If your three months PF contribution was ₹18,000 and you were in the highest tax bracket, you were able to save ₹5,400 on taxes by claiming a deduction of ₹18,000. Now as your contribution will go down to ₹15,000, you will be able to claim a lesser deduction and tax savings will also go down to ₹4,500. You will have to save an additional ₹3,000 under other eligible investments under Section 80C if you were using PF contribution to exhaust your Section 80C deduction limit.
“With the 10% EPF contribution, employees will have somewhat better cash flow, eventually as the year progresses individuals will have to assess and make tax investments,” said Shalini Dhawan, co-founder Plan Ahead Wealth Advisors.

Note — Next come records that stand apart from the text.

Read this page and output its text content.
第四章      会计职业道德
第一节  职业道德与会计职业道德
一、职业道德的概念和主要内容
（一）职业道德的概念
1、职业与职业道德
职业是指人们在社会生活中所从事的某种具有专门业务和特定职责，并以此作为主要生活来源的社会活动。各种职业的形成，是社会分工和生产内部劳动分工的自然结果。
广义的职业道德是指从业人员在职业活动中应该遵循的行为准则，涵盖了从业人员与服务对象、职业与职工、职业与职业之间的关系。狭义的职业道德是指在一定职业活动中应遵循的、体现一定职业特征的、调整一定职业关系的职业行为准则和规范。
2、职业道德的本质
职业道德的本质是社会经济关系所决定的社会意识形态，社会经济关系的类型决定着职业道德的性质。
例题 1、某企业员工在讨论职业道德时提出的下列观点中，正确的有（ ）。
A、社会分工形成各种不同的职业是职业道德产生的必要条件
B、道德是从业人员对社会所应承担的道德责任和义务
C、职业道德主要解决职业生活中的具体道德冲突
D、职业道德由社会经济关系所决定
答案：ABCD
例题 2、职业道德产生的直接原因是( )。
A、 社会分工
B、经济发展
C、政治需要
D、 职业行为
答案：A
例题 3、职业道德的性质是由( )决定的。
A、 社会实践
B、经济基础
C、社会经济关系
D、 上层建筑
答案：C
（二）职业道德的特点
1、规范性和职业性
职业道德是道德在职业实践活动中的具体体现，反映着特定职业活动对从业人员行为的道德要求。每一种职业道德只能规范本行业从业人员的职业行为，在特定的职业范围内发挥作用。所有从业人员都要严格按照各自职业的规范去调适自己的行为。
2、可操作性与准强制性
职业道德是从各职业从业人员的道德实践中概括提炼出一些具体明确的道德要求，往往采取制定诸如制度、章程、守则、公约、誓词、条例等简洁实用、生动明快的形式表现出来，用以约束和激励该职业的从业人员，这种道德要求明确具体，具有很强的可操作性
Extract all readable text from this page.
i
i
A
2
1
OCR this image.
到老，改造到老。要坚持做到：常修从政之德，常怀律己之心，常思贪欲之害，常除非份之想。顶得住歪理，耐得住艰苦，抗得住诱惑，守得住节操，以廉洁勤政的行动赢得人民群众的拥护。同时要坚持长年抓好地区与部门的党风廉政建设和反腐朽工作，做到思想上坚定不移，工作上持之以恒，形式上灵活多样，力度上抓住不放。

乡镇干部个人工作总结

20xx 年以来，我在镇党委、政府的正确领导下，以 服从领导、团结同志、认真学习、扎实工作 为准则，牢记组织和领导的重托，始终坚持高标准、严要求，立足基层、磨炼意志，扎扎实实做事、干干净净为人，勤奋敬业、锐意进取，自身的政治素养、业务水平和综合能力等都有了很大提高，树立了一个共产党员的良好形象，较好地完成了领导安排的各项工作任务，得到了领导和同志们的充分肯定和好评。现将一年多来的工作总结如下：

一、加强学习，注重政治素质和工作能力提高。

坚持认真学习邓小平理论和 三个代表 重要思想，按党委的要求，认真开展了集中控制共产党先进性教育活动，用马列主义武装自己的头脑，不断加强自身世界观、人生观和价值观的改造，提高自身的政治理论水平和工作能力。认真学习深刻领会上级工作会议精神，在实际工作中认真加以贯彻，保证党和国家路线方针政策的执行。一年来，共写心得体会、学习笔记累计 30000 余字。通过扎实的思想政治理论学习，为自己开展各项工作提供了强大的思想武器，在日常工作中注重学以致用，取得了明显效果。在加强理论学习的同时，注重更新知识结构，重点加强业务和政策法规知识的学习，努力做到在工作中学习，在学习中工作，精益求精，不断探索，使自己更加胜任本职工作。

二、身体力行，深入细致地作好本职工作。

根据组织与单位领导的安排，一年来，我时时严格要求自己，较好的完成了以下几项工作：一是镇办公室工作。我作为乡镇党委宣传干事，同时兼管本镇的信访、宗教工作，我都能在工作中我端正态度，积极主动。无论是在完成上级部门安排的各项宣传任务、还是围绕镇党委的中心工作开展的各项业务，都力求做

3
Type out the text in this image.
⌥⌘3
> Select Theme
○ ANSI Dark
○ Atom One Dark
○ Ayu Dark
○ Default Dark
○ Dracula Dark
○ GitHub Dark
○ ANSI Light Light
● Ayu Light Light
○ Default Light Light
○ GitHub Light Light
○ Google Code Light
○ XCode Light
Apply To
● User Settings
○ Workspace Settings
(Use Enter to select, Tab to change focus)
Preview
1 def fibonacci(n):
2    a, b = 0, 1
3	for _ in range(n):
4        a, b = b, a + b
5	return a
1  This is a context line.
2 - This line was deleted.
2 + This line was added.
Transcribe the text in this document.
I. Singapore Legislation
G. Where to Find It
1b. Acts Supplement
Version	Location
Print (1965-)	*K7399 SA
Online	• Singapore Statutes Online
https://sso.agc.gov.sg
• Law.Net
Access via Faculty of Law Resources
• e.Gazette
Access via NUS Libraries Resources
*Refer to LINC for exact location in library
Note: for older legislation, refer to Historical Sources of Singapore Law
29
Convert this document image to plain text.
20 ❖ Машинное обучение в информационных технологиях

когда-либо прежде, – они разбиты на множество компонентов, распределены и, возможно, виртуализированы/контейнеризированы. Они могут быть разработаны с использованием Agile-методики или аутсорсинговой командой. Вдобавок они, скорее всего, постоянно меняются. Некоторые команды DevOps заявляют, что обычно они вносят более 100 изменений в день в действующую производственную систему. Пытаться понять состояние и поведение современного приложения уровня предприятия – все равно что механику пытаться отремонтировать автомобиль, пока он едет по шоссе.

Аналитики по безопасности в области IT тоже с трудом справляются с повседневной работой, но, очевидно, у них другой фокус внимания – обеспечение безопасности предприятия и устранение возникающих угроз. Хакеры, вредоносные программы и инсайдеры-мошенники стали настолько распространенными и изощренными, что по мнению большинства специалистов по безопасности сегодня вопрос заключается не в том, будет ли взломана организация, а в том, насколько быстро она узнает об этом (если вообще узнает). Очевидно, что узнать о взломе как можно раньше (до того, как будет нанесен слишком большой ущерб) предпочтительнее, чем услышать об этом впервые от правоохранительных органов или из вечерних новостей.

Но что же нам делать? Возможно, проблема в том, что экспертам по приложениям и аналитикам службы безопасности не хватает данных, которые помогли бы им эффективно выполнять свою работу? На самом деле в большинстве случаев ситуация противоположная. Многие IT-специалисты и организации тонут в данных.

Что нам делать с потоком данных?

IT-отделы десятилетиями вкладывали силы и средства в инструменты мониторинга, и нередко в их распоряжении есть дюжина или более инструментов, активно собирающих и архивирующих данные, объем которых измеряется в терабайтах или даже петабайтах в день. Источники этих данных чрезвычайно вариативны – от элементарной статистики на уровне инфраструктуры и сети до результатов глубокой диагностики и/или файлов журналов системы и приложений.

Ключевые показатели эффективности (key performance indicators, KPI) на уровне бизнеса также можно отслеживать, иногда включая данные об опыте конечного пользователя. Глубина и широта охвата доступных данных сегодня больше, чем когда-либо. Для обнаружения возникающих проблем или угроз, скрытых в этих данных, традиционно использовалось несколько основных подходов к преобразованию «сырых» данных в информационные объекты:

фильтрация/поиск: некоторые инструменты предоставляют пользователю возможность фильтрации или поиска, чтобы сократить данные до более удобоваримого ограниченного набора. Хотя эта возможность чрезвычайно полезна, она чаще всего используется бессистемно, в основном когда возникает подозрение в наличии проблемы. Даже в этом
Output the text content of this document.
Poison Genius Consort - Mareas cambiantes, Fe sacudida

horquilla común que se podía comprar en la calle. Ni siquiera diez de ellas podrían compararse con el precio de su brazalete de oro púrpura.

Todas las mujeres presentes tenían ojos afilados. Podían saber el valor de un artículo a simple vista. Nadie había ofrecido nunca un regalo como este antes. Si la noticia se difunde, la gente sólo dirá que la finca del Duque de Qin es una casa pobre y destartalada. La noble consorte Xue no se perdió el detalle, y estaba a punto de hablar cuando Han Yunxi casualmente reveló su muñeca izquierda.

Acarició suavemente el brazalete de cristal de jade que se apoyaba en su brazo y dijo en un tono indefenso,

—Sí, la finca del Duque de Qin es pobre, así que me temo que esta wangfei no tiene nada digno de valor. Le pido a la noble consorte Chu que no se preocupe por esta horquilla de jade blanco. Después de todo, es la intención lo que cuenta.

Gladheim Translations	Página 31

“This EPF contribution will be lower for these three months, which can be caught up by other 80C investments. ELSS or life insurance coverage premiums or even voluntary provident fund contribution is eligible for Section 80C benefits,” she added.
Lower retirement corpus
Provident fund is one of the most popular retirement savings products where people get the benefit of compounding to grow their retirement corpus. Therefore, lower PF contribution will also mean that your retirement savings kitty will be impacted.
“Somebody, who is seeing potential job loss or significant salary cut, will get some help through lower PF contribution, but those who are able to manage the situation and are not impacted by the covid-19 crisis will actually lose on the retirement corpus,” said Anil Rego, CEO and founder, Right Horizons.
If you along with your employer were contributing ₹12,000 per month towards the PF, the contribution will reduce by ₹2,000 per month for the three months. So, if somebody will be retiring after 25 years, then this will reduce the retirement corpus by around ₹46,000 supposing PF grows at a rate of interest of 8.55% per annum throughout this period.
As contributing a lower amount towards PF is not optional and everyone will have to contribute a lesser amount, those who are able to manage their cash flows should ideally invest the amount received in hand due to lower PF contribution.
“If someone is able to manage the cash flow, it may make sense to invest the amount received towards investments such as a voluntary provident fund,” said Rego.